Another feature of the SME which stems from the shortage-removal effect is their real structure in the transition economies. To a much larger degree than in the developed countries and advanced market economies, the SME in ECE and FSU perform mainly in trade. Trade liberalization and the hunger for consumer goods, including the imported ones, have contributed to the mushrooming of SME in the trade sector, especially in retail trade. It happens - at least at the early stages of liberalization - that it is much easier to establish a small scale endeavor in retail trade than in manufacturing.

From this perspective any evaluation of the number of so-called SME must be analyzed carefully, since it is obvious that these numbers are simply the function of the magnitude of the country and the number of its population, on the one hand, and of the manner the trade is organized, on the other hand. Later - when the process of concentration is coming also to the private business in the trade sector and the SME in retail trade are being replaced by the system of super- and hyper-markets - the number of the SME starts to decline. This is simply the result of the technological progress in the trade industry.

Therefore, both the range and the characteristics of the reforms of the centrally planned economies, as well as the specific features of the shortage economy, have had a significant impact upon the development of the SME during transition to a market system. If the quantity and the quality of this sector of emerging postsocialist economy at the onset of transition was given by the legacy of the outgoing system, its evolution and contribution to the performance of the postsocialist economies was basically resulting from the policies executed already during transition. Both liberalization-cum-stabilization policy and the policy of institutional building, i.e. systemic policy, do matter a lot for the expansion and performance of the SME sector.

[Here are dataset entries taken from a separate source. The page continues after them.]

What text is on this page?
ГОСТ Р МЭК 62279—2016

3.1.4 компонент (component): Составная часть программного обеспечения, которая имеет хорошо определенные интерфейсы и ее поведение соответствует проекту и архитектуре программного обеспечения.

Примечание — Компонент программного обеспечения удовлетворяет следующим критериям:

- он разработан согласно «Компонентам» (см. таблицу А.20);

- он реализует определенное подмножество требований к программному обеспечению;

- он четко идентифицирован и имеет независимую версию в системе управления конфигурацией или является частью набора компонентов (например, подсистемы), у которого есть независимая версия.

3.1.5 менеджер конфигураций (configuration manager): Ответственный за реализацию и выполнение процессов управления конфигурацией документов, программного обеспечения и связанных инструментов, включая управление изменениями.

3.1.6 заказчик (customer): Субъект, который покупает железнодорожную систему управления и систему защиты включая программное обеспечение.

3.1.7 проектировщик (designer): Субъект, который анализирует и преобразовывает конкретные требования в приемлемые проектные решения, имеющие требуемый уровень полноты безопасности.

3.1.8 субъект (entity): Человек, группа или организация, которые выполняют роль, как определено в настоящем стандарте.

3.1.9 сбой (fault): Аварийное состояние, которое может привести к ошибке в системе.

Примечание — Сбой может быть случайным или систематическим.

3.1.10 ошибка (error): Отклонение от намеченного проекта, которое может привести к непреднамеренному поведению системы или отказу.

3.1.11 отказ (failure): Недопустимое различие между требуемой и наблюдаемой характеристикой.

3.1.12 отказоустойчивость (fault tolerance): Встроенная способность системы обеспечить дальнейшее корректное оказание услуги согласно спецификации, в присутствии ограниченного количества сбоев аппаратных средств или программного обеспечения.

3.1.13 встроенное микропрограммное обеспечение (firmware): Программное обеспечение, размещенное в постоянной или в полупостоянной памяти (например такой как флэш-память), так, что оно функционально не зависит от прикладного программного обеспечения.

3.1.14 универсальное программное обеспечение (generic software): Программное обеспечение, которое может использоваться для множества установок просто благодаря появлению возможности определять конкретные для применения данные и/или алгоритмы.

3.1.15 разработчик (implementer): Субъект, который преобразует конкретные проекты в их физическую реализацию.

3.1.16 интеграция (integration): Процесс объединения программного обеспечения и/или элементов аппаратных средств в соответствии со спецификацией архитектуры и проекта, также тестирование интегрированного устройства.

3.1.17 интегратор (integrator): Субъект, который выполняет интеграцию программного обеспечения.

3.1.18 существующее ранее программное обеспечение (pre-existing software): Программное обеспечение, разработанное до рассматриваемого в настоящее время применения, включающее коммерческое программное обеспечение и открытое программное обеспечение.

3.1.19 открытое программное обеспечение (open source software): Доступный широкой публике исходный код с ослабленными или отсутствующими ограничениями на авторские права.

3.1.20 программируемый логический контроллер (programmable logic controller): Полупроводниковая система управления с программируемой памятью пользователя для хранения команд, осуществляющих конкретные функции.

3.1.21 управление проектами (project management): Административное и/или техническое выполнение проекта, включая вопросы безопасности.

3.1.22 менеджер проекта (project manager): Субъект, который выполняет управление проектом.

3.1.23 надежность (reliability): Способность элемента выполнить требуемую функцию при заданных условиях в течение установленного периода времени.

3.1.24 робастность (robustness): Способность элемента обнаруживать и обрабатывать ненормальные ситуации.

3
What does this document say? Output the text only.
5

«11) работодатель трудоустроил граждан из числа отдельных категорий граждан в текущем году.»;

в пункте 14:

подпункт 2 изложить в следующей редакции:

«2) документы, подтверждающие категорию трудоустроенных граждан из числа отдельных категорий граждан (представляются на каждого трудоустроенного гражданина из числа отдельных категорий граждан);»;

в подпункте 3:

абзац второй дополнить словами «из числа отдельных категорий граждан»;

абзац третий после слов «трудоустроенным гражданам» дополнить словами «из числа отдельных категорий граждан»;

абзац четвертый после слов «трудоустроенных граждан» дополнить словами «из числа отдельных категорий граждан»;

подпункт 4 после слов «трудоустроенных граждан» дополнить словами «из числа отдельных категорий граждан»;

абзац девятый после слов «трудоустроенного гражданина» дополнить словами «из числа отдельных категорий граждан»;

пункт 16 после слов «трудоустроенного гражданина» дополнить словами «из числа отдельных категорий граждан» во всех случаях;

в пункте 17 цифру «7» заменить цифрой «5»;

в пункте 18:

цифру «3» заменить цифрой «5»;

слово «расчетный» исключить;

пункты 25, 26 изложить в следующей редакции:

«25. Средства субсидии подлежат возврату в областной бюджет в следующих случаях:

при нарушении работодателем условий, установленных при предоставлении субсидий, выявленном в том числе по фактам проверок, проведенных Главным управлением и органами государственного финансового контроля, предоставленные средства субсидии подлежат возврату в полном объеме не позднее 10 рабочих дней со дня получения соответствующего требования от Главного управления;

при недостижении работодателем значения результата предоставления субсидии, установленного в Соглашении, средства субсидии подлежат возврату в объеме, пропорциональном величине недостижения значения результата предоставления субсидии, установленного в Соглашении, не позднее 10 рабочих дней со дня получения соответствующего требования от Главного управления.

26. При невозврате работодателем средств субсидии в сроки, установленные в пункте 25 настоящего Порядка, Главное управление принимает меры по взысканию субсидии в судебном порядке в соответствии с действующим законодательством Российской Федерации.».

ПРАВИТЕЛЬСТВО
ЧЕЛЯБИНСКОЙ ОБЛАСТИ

If the combination of these policies has been a fortunate one and its design has addressed the specific needs of the SME in an appropriate way, then this sector has not only expanded faster than the large companies, but also has been integrated deeper into the formal economy. Since its output is registered, it shows better results as far as the recovery and growth are concerned, too. Yet it is not only a statistical point, since these small firms not only have begun to operate at the formal, registered market, but also they did expand -- and sometimes significantly -- the range and scope of their activities.

There is also a link between the aggregate demand's shifts and the supply response that has been delivered by the SME sector. Initially -- owing to the stabilization attempts following liberalization -- the aggregate demand was contained by a significant margin. Thus, it caused transitional contraction, which lasted in certain countries for several years. Later, when the economies have been put back on the path of recovery and growth, the growing aggregate demand was another driving force behind the expansion of the SME. This time, due to liberal regulation and easy access to freed markets, they were able to react and there was a positive supply response to increasing demand of both the households and the firms sectors.  

Yet in certain cases and periods it has occurred that the aggregate demand was on the decline again. The resurgence of recession in some countries (e.g. Czech Republic in 1997-1999, Russia in 1998-99, Albania in 1997-98), or remarkable slowdown in some others (e.g. Poland in 1998-1999 ) had led also the slowing down the process of expansion of the SME. Whatever was the actual cause of triggering the policies aiming at the containment of the rate of growth -- was it a concern about too fast and too much growing current account deficit, as for instance in Estonia and Hungary, or was it the reaction for the fallout from the Russian crisis, as for instance in Slovakia and Moldova -- the resulting downward shift in aggregate demand must led to slower than otherwise expansion of the SME sector.